My eyes snapped open even though I hadn't remembered closing them. "Who are you?"

"That was going to be my next question of you." Her dragon was obscured by the clouds; I could only see the woman herself. 

"I'm someone who wants to know who you are."

"I could say the same."

"I'm having a pretty difficult day today, so if you could make it easier by not forcing me to blast you into oblivion, that would be great." I sighed. 

"In that case," she said with a chuckle, "I'm Cressida. Your turn."

"Merica," I said bluntly, laying down on Riona's back. 

"Interesting name," she commented. 

"Interesting person."

Neither of us said anything.

"Are you the only of your kind?" Cressida finally asked. 

"'Of my kind'? What, are you not human?"

"No. A dragon rider."

"No," I said simply. 

"Can I join your group?"

"What?

"I have nowhere else to go," she explained. "Killer and I have been traveling from rock to rock afraid of the Hunters."

I was paying attention now. "Where are the Hunters?"

"Let me join your group and I'll tell you."

"Fine. Follow me." I paused. "Wait, you named your dragon 'Killer'?"

"What's wrong with that?"

I just laughed at her lack of creativity, then grew serious. "You wouldn't happen to know anything about Lycanwings, do you?"

Cressida laughed. It was one of those laughs where you couldn't tell if it was evil or simply that of someone who knows something. "You could say that." Her dragon reared up into the air where I could see it. 

Cressida's Lycanwing was almost nothing like Deav's. It had the bright red color described in legends and was three or four times as big as the purple one back on Berk. It had large spikes lining its back, which I now saw were what Cressida had been standing against earlier. 

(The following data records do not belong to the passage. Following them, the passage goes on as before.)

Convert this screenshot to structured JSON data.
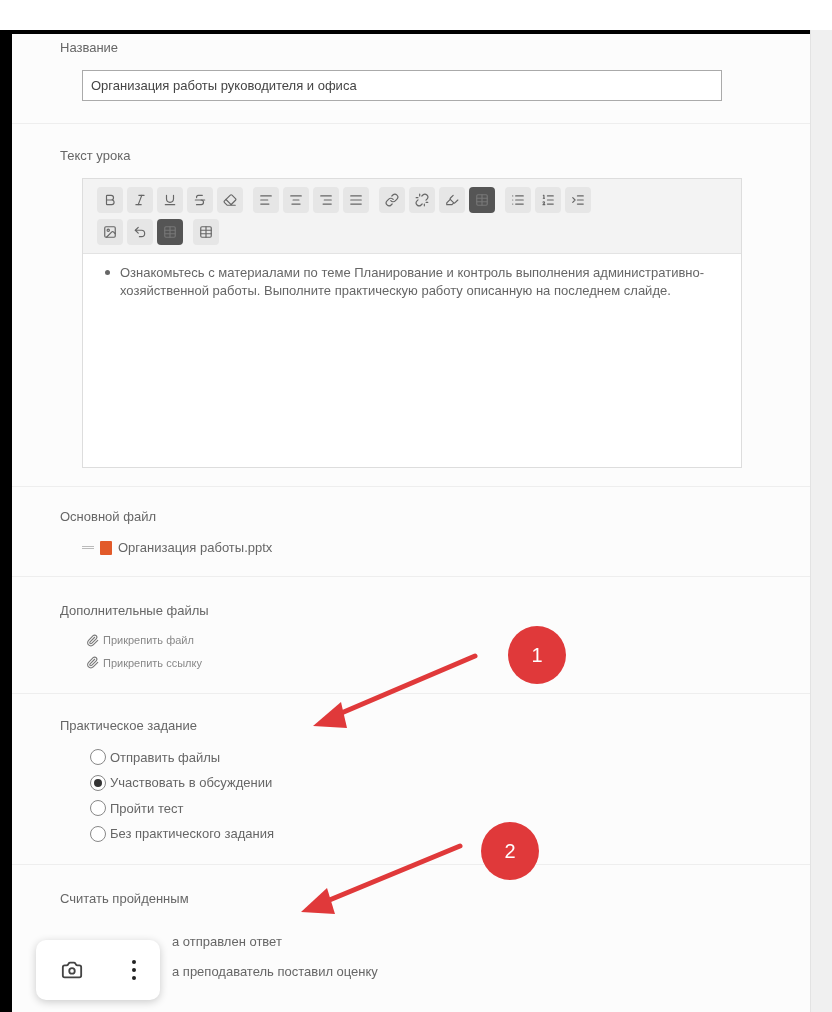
{
  "title_section": {
    "label": "Название",
    "value": "Организация работы руководителя и офиса"
  },
  "lesson_text": {
    "label": "Текст урока",
    "content": "Ознакомьтесь с материалами по теме Планирование и контроль выполнения административно-хозяйственной работы. Выполните практическую работу описанную на последнем слайде."
  },
  "main_file": {
    "label": "Основной файл",
    "file_name": "Организация работы.pptx"
  },
  "extra_files": {
    "label": "Дополнительные файлы",
    "links": [
      "Прикрепить файл",
      "Прикрепить ссылку"
    ]
  },
  "practical_task": {
    "label": "Практическое задание",
    "options": [
      {
        "label": "Отправить файлы",
        "selected": false
      },
      {
        "label": "Участвовать в обсуждении",
        "selected": true
      },
      {
        "label": "Пройти тест",
        "selected": false
      },
      {
        "label": "Без практического задания",
        "selected": false
      }
    ]
  },
  "completion": {
    "label": "Считать пройденным",
    "options": [
      "а отправлен ответ",
      "а преподаватель поставил оценку"
    ]
  },
  "annotations": [
    "1",
    "2"
  ]
}
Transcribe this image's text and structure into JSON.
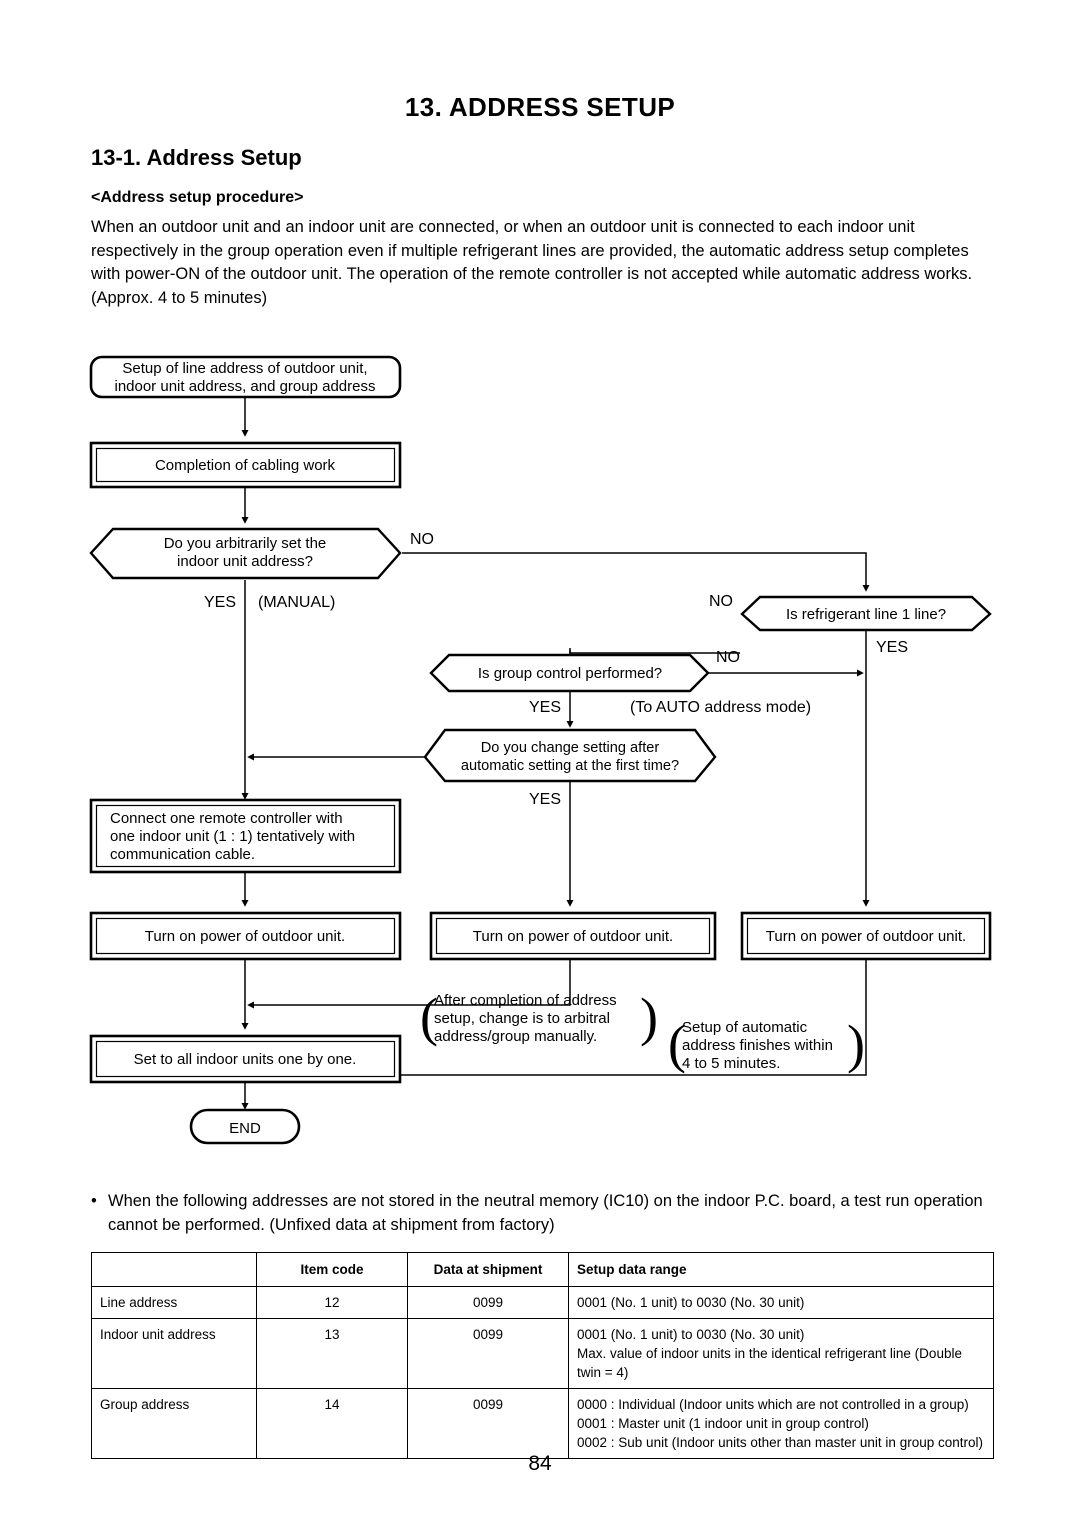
{
  "document": {
    "chapter_title": "13.  ADDRESS SETUP",
    "section_title": "13-1.  Address Setup",
    "sub_title": "<Address setup procedure>",
    "intro_paragraph": "When an outdoor unit and an indoor unit are connected, or when an outdoor unit is connected to each indoor unit respectively in the group operation even if multiple refrigerant lines are provided, the automatic address setup completes with power-ON of the outdoor unit. The operation of the remote controller is not accepted while automatic address works. (Approx. 4 to 5 minutes)",
    "page_number": "84"
  },
  "flowchart": {
    "nodes": {
      "start": {
        "shape": "rounded-rect",
        "line1": "Setup of line address of outdoor unit,",
        "line2": "indoor unit address, and group address"
      },
      "cabling": {
        "shape": "double-rect",
        "line1": "Completion of cabling work"
      },
      "decision_arbitrary": {
        "shape": "hexagon",
        "line1": "Do you arbitrarily set the",
        "line2": "indoor unit address?"
      },
      "decision_refrigerant": {
        "shape": "hexagon",
        "line1": "Is refrigerant line 1 line?"
      },
      "decision_group": {
        "shape": "hexagon",
        "line1": "Is group control performed?"
      },
      "decision_change": {
        "shape": "hexagon",
        "line1": "Do you change setting after",
        "line2": "automatic setting at the first time?"
      },
      "connect_rc": {
        "shape": "double-rect",
        "line1": "Connect one remote controller with",
        "line2": "one indoor unit (1 : 1) tentatively with",
        "line3": "communication cable."
      },
      "power_left": {
        "shape": "double-rect",
        "line1": "Turn on power of outdoor unit."
      },
      "power_mid": {
        "shape": "double-rect",
        "line1": "Turn on power of outdoor unit."
      },
      "power_right": {
        "shape": "double-rect",
        "line1": "Turn on power of outdoor unit."
      },
      "set_all": {
        "shape": "double-rect",
        "line1": "Set to all indoor units one by one."
      },
      "end": {
        "shape": "pill",
        "line1": "END"
      }
    },
    "edge_labels": {
      "arbitrary_no": "NO",
      "arbitrary_yes": "YES",
      "manual": "(MANUAL)",
      "refrigerant_no": "NO",
      "refrigerant_yes": "YES",
      "group_no": "NO",
      "group_yes": "YES",
      "auto_mode": "(To AUTO address mode)",
      "change_yes": "YES"
    },
    "annotations": {
      "manual_note": {
        "line1": "After completion of address",
        "line2": "setup, change is to arbitral",
        "line3": "address/group manually."
      },
      "auto_note": {
        "line1": "Setup of automatic",
        "line2": "address finishes within",
        "line3": "4 to 5 minutes."
      }
    }
  },
  "note": {
    "bullet": "•",
    "text": "When the following addresses are not stored in the neutral memory (IC10) on the indoor P.C. board, a test run operation cannot be performed. (Unfixed data at shipment from factory)"
  },
  "table": {
    "headers": [
      "",
      "Item code",
      "Data at shipment",
      "Setup data range"
    ],
    "rows": [
      {
        "label": "Line address",
        "item_code": "12",
        "data_at_shipment": "0099",
        "setup_data_range": [
          "0001 (No. 1 unit) to 0030 (No. 30 unit)"
        ]
      },
      {
        "label": "Indoor unit address",
        "item_code": "13",
        "data_at_shipment": "0099",
        "setup_data_range": [
          "0001 (No. 1 unit) to 0030 (No. 30 unit)",
          "Max. value of indoor units in the identical refrigerant line (Double twin = 4)"
        ]
      },
      {
        "label": "Group address",
        "item_code": "14",
        "data_at_shipment": "0099",
        "setup_data_range": [
          "0000 : Individual (Indoor units which are not controlled in a group)",
          "0001 : Master unit (1 indoor unit in group control)",
          "0002 : Sub unit (Indoor units other than master unit in group control)"
        ]
      }
    ]
  }
}
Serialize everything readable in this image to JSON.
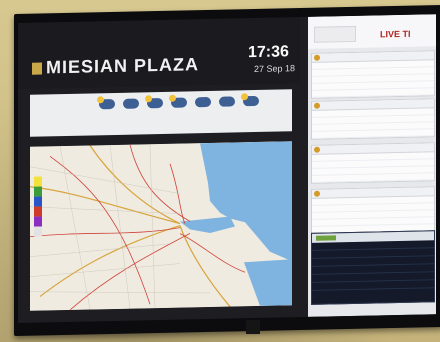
{
  "screen": {
    "title": "MIESIAN PLAZA",
    "time": "17:36",
    "date": "27 Sep 18",
    "logo_text": "",
    "live_label": "LIVE TI"
  },
  "forecast": {
    "label": "",
    "items": [
      {
        "icon": "sun-cloud-icon"
      },
      {
        "icon": "cloud-icon"
      },
      {
        "icon": "sun-cloud-icon"
      },
      {
        "icon": "sun-cloud-icon"
      },
      {
        "icon": "cloud-icon"
      },
      {
        "icon": "cloud-icon"
      },
      {
        "icon": "sun-cloud-icon"
      }
    ]
  },
  "map": {
    "legend_colors": [
      "#f4e23a",
      "#3a9d3a",
      "#2a55c8",
      "#cf3b2b",
      "#8b2dbf",
      "#e2e2e2"
    ]
  },
  "bus_stops": [
    {
      "rows": 5
    },
    {
      "rows": 4
    },
    {
      "rows": 4
    },
    {
      "rows": 5
    }
  ],
  "alerts": {
    "rows": 6
  },
  "colors": {
    "accent": "#c9a849",
    "live": "#b0251f"
  }
}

"I need your help," I said as Riona swooped out of the way of the flaming wings. 

"What for?"

"A friend." Riona and I flew off towards Berk, Cressida and her dragon following close behind. We landed towards the back of the island where the people wouldn't have a heart attack from an insanely huge dragon they didn't recognize swooping down on them. 

"Do you know of a cure?" I asked when we landed.

"A cure for what?"

"The effects of Lycanwing poison."

Cressida looked confused. "Why would you want to cure that?"

"Why would you want to become half-Lycanwing every full moon?" I countered.

Cressida laughed. "I do find the legends funny."

"This is no laughing matter."

"Of course not," she agreed. "The Lycanwing's bite does not transform humans, rather it joins two minds together."

"What?"

Before Cressida could answer, Deav ran through the doorway, sweating and breathing heavily. 

"Something... something is following me," he panted. 

I looked around him to the path. "Nothing is following you, Deav."

"No I can here its voice. It's following me."

"Is this the Lycanwing rider?" Cressida asked. 

"Yes," I said. 

She turned to Deav. "Do you want the good news or the better news first?"

"I don't care. Just get this voice out. Of. My. Head."

"Well, the good news is that you won't turn into a dragon tonight." She let that sink in for a moment before continuing. "The better news is that your dragon loves you and will never be loyal to anyone else."

"Then why did he bite me?"

"The Lycanwing's bite creates a link between it and a rider," Cressida explained. "It allows for better teamwork. The "voice in your head" is probably the dragon attempting to contact you."

"So I'm not going to become some sort of were-dragon?"

"Not from that dragon."

Deav nearly fainted with relief. 

"Well. crisis averted," I declared. "I'm going to take a nap. I hit my daily excitement limit about four hours ago."